L’auteure de cette lettre considère que le port de signes ostentatoires veut dire que l’identité première est la religion et non la citoyenneté.

En réponse à l’ONU...

OPINIONS / L’Organisation des Nations Unies, comme le précisent des rapporteurs spéciaux nommés par le Conseil des droits de l’homme, s’interroge sur les effets négatifs du port des symboles religieux en écrivant: «En particulier, il n’est pas établi en quoi le port de symboles religieux affecte spécifiquement les libertés et droits fondamentaux d’autrui.»

Je veux répondre à leur questionnement. Pour moi, le port de signes religieux symbolise la religion de celui ou celle qui les porte. Toute religion comporte un endoctrinement. En ce sens, porter un signe ostentatoire veut dire que ton identité première est ta religion et non ta citoyenneté.

S’obliger de le porter signifie l’intégrisme religieux. Le refus de l’enlever en certaines circonstances relève du radicalisme religieux. Cela, pour qui est dans un poste d’autorité, peut être nuisible pour autrui puisque cela laisse sous-entendre que le fonctionnaire respecte des obligations religieuses pouvant aller à l’encontre du bien commun ou particulier. Porter un signe ostentatoire ne comporte aucun danger réel en soi, mais la personne qui l’affiche annonce l’extrémisme religieux qui peut s’avérer dangereux.

Donnons des exemples vécus. Dans un hôpital de Montréal, un médecin a demandé à une infirmière voilée de mettre, à un patient souffrant, un suppositoire pour soulager sa douleur. Le patient m’a dit que l’infirmière lui a montré le suppositoire comme si elle allait le lui mettre. Ce qu’elle n’a pas fait! En effet, selon la doctrine de sa religion, elle ne peut toucher les fesses d’un autre homme que celles de son mari. Cette infirmière a suivi la doctrine religieuse implantée dans sa tête, plutôt que de s’acquitter de son devoir civique. Malheureusement pour le patient, elle n’a même pas eu la conscience professionnelle pour demander à une autre infirmière de le faire à sa place. Pourquoi? Sans doute qu’elle sentait un malaise de parler de «ses» et de «ces» choses avec une collègue. Cela a affecté son patient qui ne veut pas porter plainte car ce serait sa parole contre la sienne! Le patient a été privé d’un droit fondamental.

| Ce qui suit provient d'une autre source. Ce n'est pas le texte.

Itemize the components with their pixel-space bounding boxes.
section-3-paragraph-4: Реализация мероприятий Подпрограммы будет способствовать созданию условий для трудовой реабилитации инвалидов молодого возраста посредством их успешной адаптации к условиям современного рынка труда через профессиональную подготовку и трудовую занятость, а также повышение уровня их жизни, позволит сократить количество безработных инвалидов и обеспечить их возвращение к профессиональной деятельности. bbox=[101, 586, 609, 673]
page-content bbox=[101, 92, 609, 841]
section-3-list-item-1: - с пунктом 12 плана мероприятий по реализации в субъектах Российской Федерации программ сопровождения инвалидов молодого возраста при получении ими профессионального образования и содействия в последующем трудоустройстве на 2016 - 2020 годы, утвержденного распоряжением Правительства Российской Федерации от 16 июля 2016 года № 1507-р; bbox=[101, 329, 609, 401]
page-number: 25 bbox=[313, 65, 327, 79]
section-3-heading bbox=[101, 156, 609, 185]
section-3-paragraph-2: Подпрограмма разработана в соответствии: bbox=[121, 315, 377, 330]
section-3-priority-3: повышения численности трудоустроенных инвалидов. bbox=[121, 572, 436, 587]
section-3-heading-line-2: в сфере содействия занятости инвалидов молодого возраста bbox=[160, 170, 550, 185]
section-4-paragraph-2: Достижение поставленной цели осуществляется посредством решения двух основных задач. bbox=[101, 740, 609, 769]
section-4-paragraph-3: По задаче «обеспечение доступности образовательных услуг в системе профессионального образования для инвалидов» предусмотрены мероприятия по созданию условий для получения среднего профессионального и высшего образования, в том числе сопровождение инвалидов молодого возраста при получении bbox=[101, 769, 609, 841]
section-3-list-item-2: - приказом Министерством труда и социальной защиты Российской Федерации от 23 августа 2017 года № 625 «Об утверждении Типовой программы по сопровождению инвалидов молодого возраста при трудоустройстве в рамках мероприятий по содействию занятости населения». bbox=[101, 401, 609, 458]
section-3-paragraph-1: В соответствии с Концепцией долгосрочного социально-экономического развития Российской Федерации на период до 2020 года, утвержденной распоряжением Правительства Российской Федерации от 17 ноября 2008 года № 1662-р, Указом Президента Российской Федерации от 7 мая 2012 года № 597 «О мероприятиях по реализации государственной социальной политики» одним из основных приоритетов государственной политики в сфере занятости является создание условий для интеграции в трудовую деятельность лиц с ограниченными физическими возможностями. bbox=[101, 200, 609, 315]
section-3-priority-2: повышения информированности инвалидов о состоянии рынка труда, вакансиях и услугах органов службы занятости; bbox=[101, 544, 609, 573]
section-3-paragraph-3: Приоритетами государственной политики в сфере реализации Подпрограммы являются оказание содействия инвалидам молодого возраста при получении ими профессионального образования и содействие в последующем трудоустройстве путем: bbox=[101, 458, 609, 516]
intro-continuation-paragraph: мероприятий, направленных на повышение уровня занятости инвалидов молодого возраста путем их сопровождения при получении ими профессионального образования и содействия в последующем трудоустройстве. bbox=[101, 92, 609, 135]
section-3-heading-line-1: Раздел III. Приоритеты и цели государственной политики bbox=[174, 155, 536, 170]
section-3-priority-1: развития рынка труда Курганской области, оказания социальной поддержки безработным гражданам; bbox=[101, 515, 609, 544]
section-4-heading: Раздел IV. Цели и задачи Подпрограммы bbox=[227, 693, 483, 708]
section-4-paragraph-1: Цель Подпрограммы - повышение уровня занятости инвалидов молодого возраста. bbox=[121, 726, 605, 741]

La loi 21 devrait être appliquée aussi dans les hôpitaux. À cet effet, j’ai déposé un mémoire à l’Assemblée nationale qui explique pourquoi les professionnels de la santé doivent respecter le devoir de neutralité en posant des gestes civiques.

Lorsque j’ai moi-même porté le voile comme religieuse, j’en ressentais un profond malaise. Sans doute parce qu’inconsciemment je réalisais que c’était une anomalie par rapport à ce que tout le monde porte et j’aurais aimé me sentir comme «tout le monde» sans ce signe ostentatoire religieux. C’est donc qu’il y a un certain emprisonnement psychologique qui va contre la liberté de la personne, qu’on en soit conscient ou non.

Lorsque des hommes se voient refuser de se baigner dans une piscine parce que des femmes voilées y sont, cela brime des droits communs. On pourrait citer d’autres exemples.

En défendant le port des signes ostentatoires religieux, ce qui est en soi un encouragement donné aux porteurs et porteuses de ces symboles purement accessoires, l’ONU devient complice d’un endoctrinement maladif. Pourquoi ne pas plutôt aider les endoctrinés à se «désendoctriner»? Qui sait si dans trente ans pourraient naître des cliniques de «désendocrinement» avec des psychologues et autres professionnels qui, utilisant l’expérience de témoins libérés de ces endoctrinements fanatiques, pourraient soutenir des méthodes scientifiques et médicales qui aideraient les victimes à se sortir des pièges de la religion?

Dans une trentaine d’années, probablement que la société pourra alors constater qui a raison: serait-ce les personnes s’affichant pour la loi 21, ou les personnes s’affichant contre cette loi qui se veut, avant tout, être modérée.

Comme le laissait entendre si bien le sociologue Guy Rocher: «Dans le doute, s’applique le devoir de précaution». J’ai toujours dit qu’il vaut mieux prévenir que guérir. Un fait prouvé par l’Histoire: les religions divisent et la laïcité unit!